Sunni and Shiite religious narratives used in the Syrian war are reminiscent of an enmity over 14 centuries old. In several speeches, Hezbollah figures have revived fears rooted in the events that led to the Sunni/Shiite schism, invoking the protection of Shiite religious shrines, namely that of Sayyeda Zeinab, to justify their involvement in Syria. Zeinab was the daughter of Imam Ali, who is revered by Shiites, and Fatima, who was the daughter of prophet Muhammad.

“There is no better satisfaction than dying fighting to protect the religious shrine of Sit Zeynab,” says another Hezbollah fighter on condition of anonymity. This discourse has been reinforced in many Shiite minds by scenes of beheading perpetrated by rebel groups.

In a recent interview with a Free Syria Army fighter on the Lebanese border of the Syrian Qalamoun region, the fighter, a secular man, admitted that rebels often resorted to this tactic to make “an example of traitors”, regardless of whether they belonged to regime forces or to Hezbollah.
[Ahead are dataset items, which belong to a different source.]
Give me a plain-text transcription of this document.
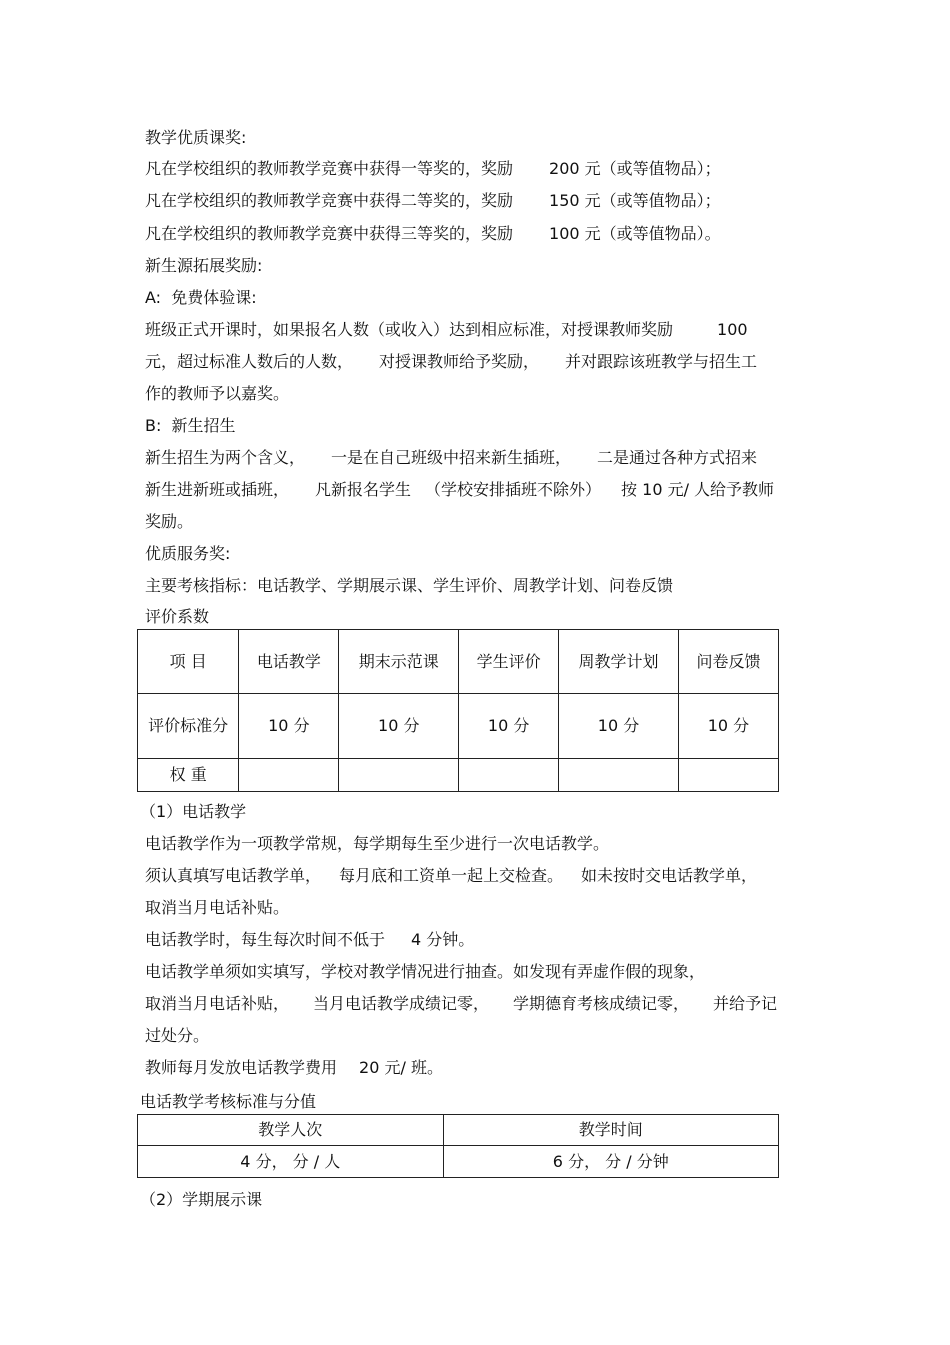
教学优质课奖:
凡在学校组织的教师教学竞赛中获得一等奖的，奖励 200 元（或等值物品）；
凡在学校组织的教师教学竞赛中获得二等奖的，奖励 150 元（或等值物品）；
凡在学校组织的教师教学竞赛中获得三等奖的，奖励 100 元（或等值物品）。
新生源拓展奖励:
A:  免费体验课:
班级正式开课时，如果报名人数（或收入）达到相应标准，对授课教师奖励	100
元，超过标准人数后的人数， 对授课教师给予奖励， 并对跟踪该班教学与招生工
作的教师予以嘉奖。
B:  新生招生
新生招生为两个含义， 一是在自己班级中招来新生插班， 二是通过各种方式招来
新生进新班或插班， 凡新报名学生 （学校安排插班不除外） 按 10 元/ 人给予教师
奖励。
优质服务奖:
主要考核指标：电话教学、学期展示课、学生评价、周教学计划、问卷反馈
评价系数
项 目	电话教学	期末示范课	学生评价	周教学计划	问卷反馈
评价标准分	10 分	10 分	10 分	10 分	10 分
权 重					
（1）电话教学
电话教学作为一项教学常规，每学期每生至少进行一次电话教学。
须认真填写电话教学单， 每月底和工资单一起上交检查。 如未按时交电话教学单，
取消当月电话补贴。
电话教学时，每生每次时间不低于 4 分钟。
电话教学单须如实填写，学校对教学情况进行抽查。如发现有弄虚作假的现象，
取消当月电话补贴， 当月电话教学成绩记零， 学期德育考核成绩记零， 并给予记
过处分。
教师每月发放电话教学费用 20 元/ 班。
电话教学考核标准与分值
教学人次	教学时间
4 分， 分 / 人	6 分， 分 / 分钟
（2）学期展示课
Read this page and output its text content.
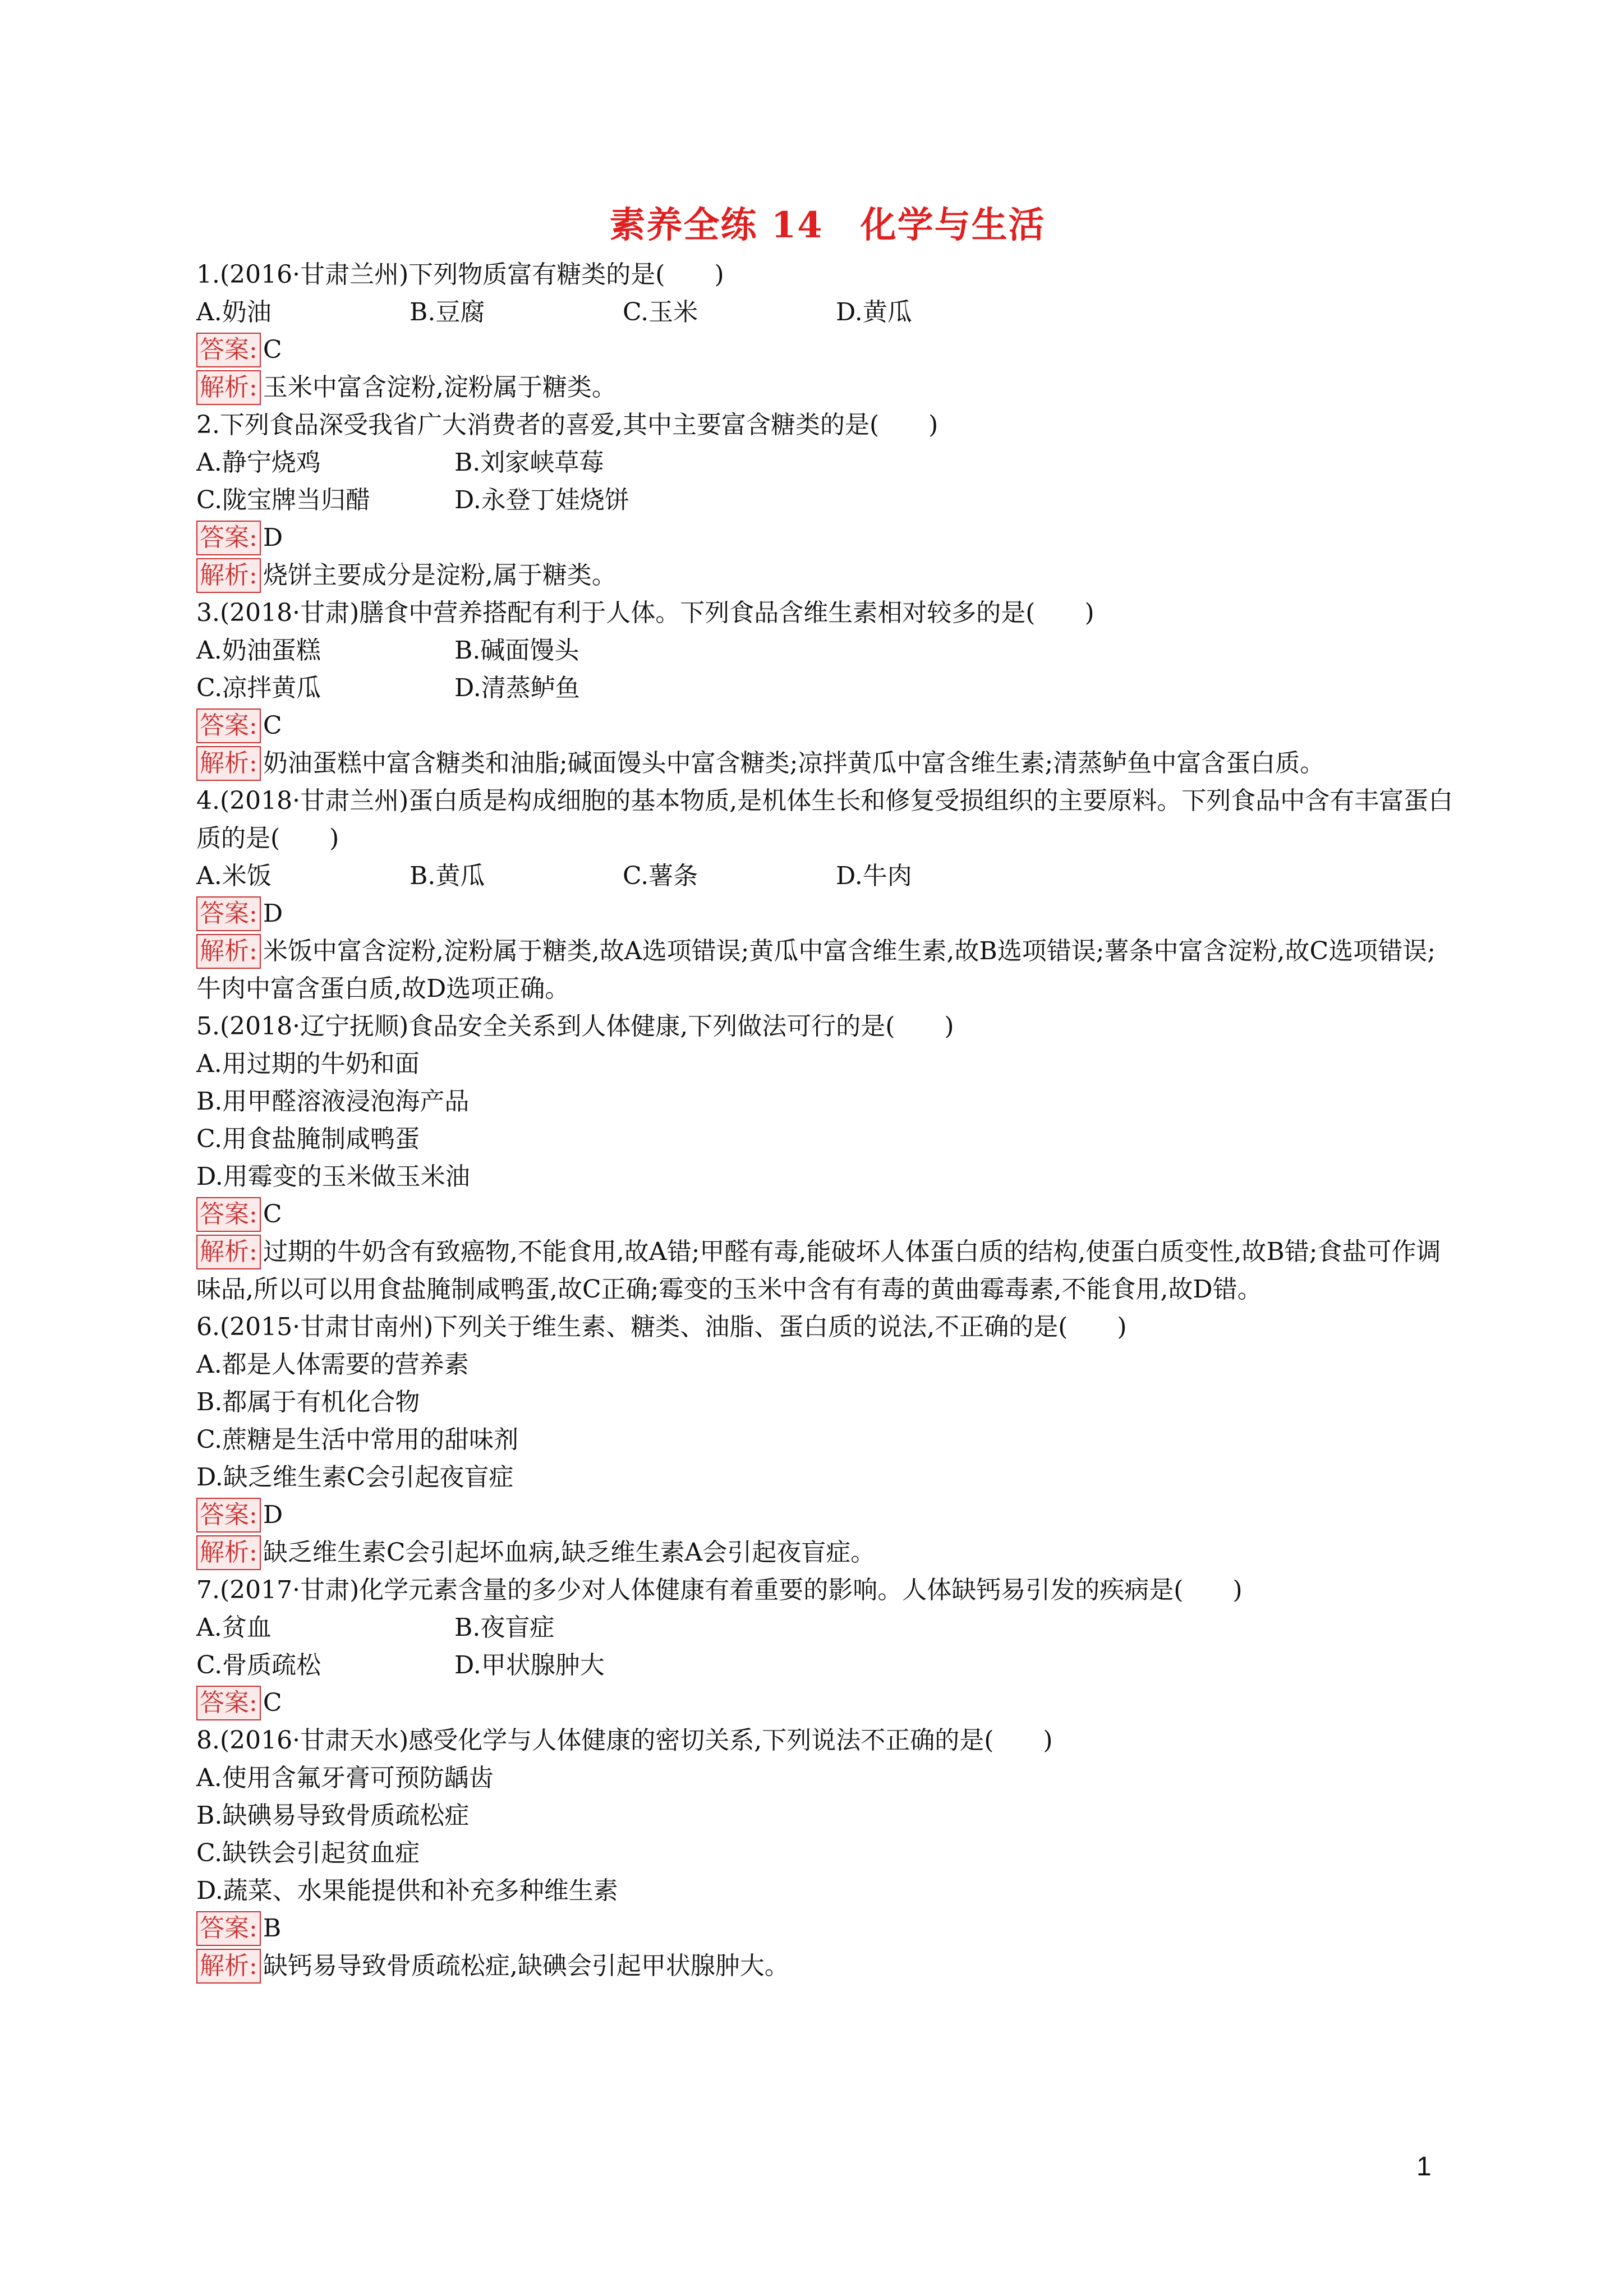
素养全练 14　化学与生活
1.(2016·甘肃兰州)下列物质富有糖类的是(　　)
A.奶油	B.豆腐	C.玉米	D.黄瓜
答案: C
解析: 玉米中富含淀粉,淀粉属于糖类。
2.下列食品深受我省广大消费者的喜爱,其中主要富含糖类的是(　　)
A.静宁烧鸡	B.刘家峡草莓
C.陇宝牌当归醋	D.永登丁娃烧饼
答案: D
解析: 烧饼主要成分是淀粉,属于糖类。
3.(2018·甘肃)膳食中营养搭配有利于人体。下列食品含维生素相对较多的是(　　)
A.奶油蛋糕	B.碱面馒头
C.凉拌黄瓜	D.清蒸鲈鱼
答案: C
解析: 奶油蛋糕中富含糖类和油脂;碱面馒头中富含糖类;凉拌黄瓜中富含维生素;清蒸鲈鱼中富含蛋白质。
4.(2018·甘肃兰州)蛋白质是构成细胞的基本物质,是机体生长和修复受损组织的主要原料。下列食品中含有丰富蛋白质的是(　　)
A.米饭	B.黄瓜	C.薯条	D.牛肉
答案: D
解析: 米饭中富含淀粉,淀粉属于糖类,故A选项错误;黄瓜中富含维生素,故B选项错误;薯条中富含淀粉,故C选项错误;牛肉中富含蛋白质,故D选项正确。
5.(2018·辽宁抚顺)食品安全关系到人体健康,下列做法可行的是(　　)
A.用过期的牛奶和面
B.用甲醛溶液浸泡海产品
C.用食盐腌制咸鸭蛋
D.用霉变的玉米做玉米油
答案: C
解析: 过期的牛奶含有致癌物,不能食用,故A错;甲醛有毒,能破坏人体蛋白质的结构,使蛋白质变性,故B错;食盐可作调味品,所以可以用食盐腌制咸鸭蛋,故C正确;霉变的玉米中含有有毒的黄曲霉毒素,不能食用,故D错。
6.(2015·甘肃甘南州)下列关于维生素、糖类、油脂、蛋白质的说法,不正确的是(　　)
A.都是人体需要的营养素
B.都属于有机化合物
C.蔗糖是生活中常用的甜味剂
D.缺乏维生素C会引起夜盲症
答案: D
解析: 缺乏维生素C会引起坏血病,缺乏维生素A会引起夜盲症。
7.(2017·甘肃)化学元素含量的多少对人体健康有着重要的影响。人体缺钙易引发的疾病是(　　)
A.贫血	B.夜盲症
C.骨质疏松	D.甲状腺肿大
答案: C
8.(2016·甘肃天水)感受化学与人体健康的密切关系,下列说法不正确的是(　　)
A.使用含氟牙膏可预防龋齿
B.缺碘易导致骨质疏松症
C.缺铁会引起贫血症
D.蔬菜、水果能提供和补充多种维生素
答案: B
解析: 缺钙易导致骨质疏松症,缺碘会引起甲状腺肿大。
1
For Shiites nonetheless, these beheadings are a stark reminder of the beheading of Hussein, Zeinab’s brother, during the Battle of Karbala.

Religious ideology has served as a magnet for both Shiite and Sunni fighters willing to give up their life for the Syrian “religious” cause.

A recent report by the International Centre for the Study of Radicalisation (ICSR) at King’s College in London put the number of foreign Sunni jihadists at about 10,000. The same can be said of Shiite fighters fuelling the war in Syria, which has attracted Shiites from Iraq, Lebanon and Yemen.

According to Michael Knights, an expert from the Washington Institute for Near East Policy (WINEP), a think tank that was spun off from the American Israel Public Affairs Committee (AIPAC), there are between 800 and 2,000 Iraqi Shiites in Syria which, including Hezbollah, would put the number of Shiite fighters at no less than 6,000 militants.

Armageddon ideology used in the Syria conflict has fanned Shiite-Sunni fires in Lebanon as well as across the region. Reducing the conflict there to a battle within Islam, as portrayed by jihadists on one side and by Hezbollah on the other, could portend a greater conflict that would wreak havoc in region where the Muslim divide runs deep, and religious identities prevail over nationalism.

“There is no difference between foreign jihadists and Hezbollah militants fighting in Syria, both are practising political terrorism,” says Sayed Fahs, who believes the only hope for both communities resides in replacing sectarianism by citizenship.

Mona Alami is a contributor to Inter Press Service.